On a field trip a few years back my class drove up into the Appalachian Mountains just to pull off the highway and climb the side of a rocky highway cut that exposed the variety of index fossils showing signs of ocean creatures including fossils of corals, brachiopods and bryozoans, mollusks and if you were lucky trilobites and ammonites.

Clearly the earth is dynamic and its ocean and land plates, shift, overlap and twist around. These clues are present on land.  Could natural geologic activities further impact plastic’s effect on humanity and our recorded existence on our planet? Could it overturn, bake and fuse rock with plastic and other waste of a landfill that could release its toxicity to ground water or streams headed offshore that humans and marine species could be subjected to? The long term impacts we are yet to discover.

Matt and I are still underway full sail on the Sakura and a bit northeast of the Marianas Trench on our final stretch to Japan. This trench is thought to be the deepest place in the ocean and a major fault line of great powerful geologic activity. It is part of The Ring of Fire, a name for the border of the Pacific Tectonic Plate where the plate’s heavy basaltic ocean crust is sinking underneath lighter continental crust, occasionally causing earthquakes, volcanoes and tsunamis all around its boundaries. Such natural and catastrophic activity can easily uproot plastic waste on land, displace it offshore and onto islands.
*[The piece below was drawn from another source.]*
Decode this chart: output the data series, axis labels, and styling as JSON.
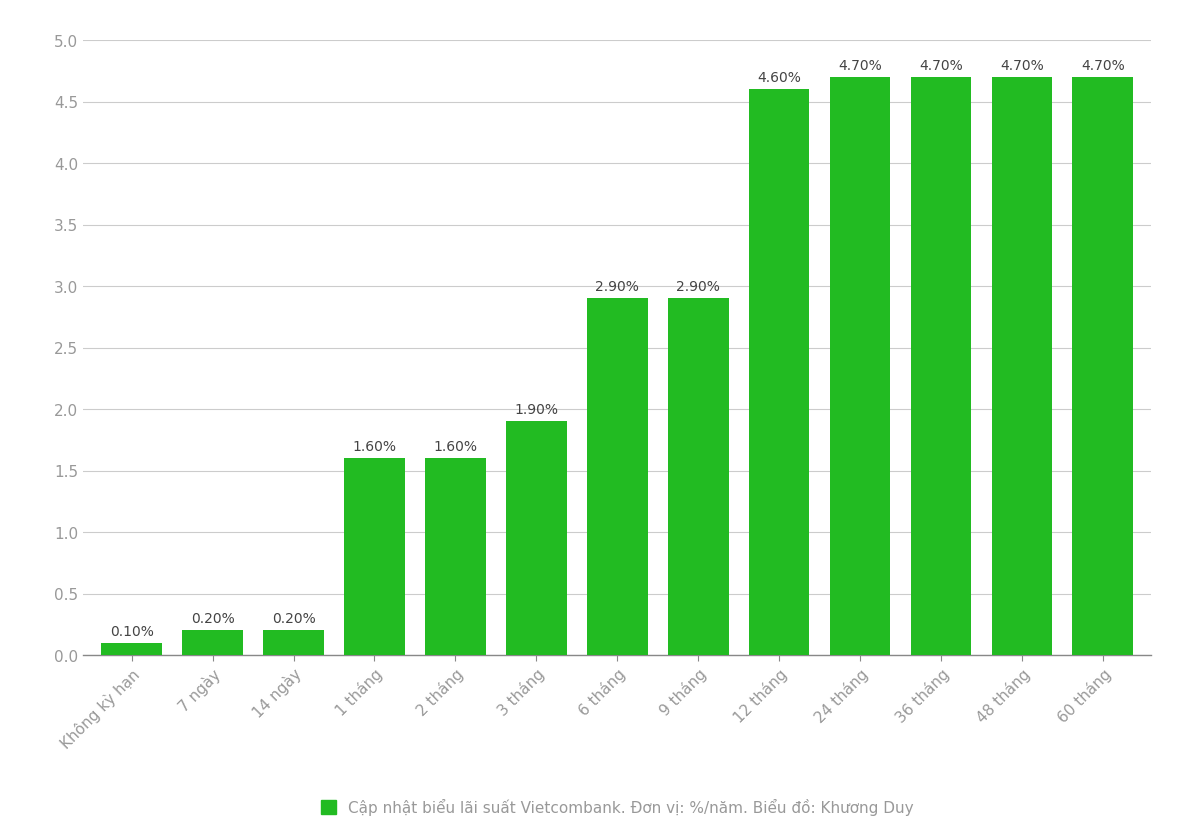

Plastic will not likely be around long enough to withstand the roller coaster ride of the tectonic plates nor survive the variety of possible catastrophic events. Plastic is much more of a present day and near future problem and can be solved.
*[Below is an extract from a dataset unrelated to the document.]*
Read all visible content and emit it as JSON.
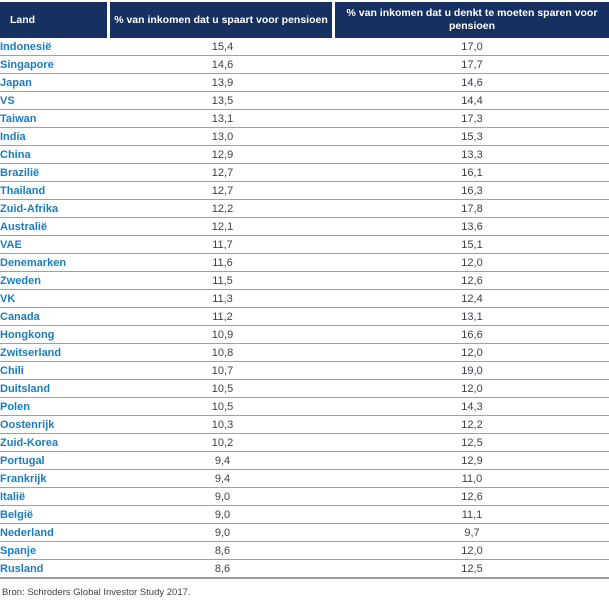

We will expand on solutions and examples of the R’s (Reduce, Reuse, Recycle, Redesign and Recover) in a post expedition blog where we will share the outcome of your summer research assignments. Our team will post many of them to share your great solution ideas.  Co-writing this blog with the 6th graders of Old Mill Middle School has been the highlight of the research expedition. This summer consider what you throw away, where you throw it away. On vacation or during the 4th of July give this some thought. Ask adults how you can properly dispose of items or refuse the use of one use throw away items. Explain to your friends and family why you are making these decisions and share with them how plastic affects the marine environment, species within it and in return ourselves. Think about what you buy, is it environmentally friendly? One way to learn about whether or not a plastic material is environmentally friendly and without harmful Persistent Organic Pollutants (POPs) or toxin additives is to research the product. Some companies may be good at fooling us into thinking their products are environmentally friendly, this is called greenwashing you can check which products are greenwashed and which are not at sinsofgreenwashing.com, greenchoice.org and  greenwash.org Be careful with using one use throw away plastics, plastic or unnatural items outside this summer the last thing you want is for it to sail out into the middle of the ocean just to wind up in the center of a gyre and ultimately in the belly of your favorite aquarium animal.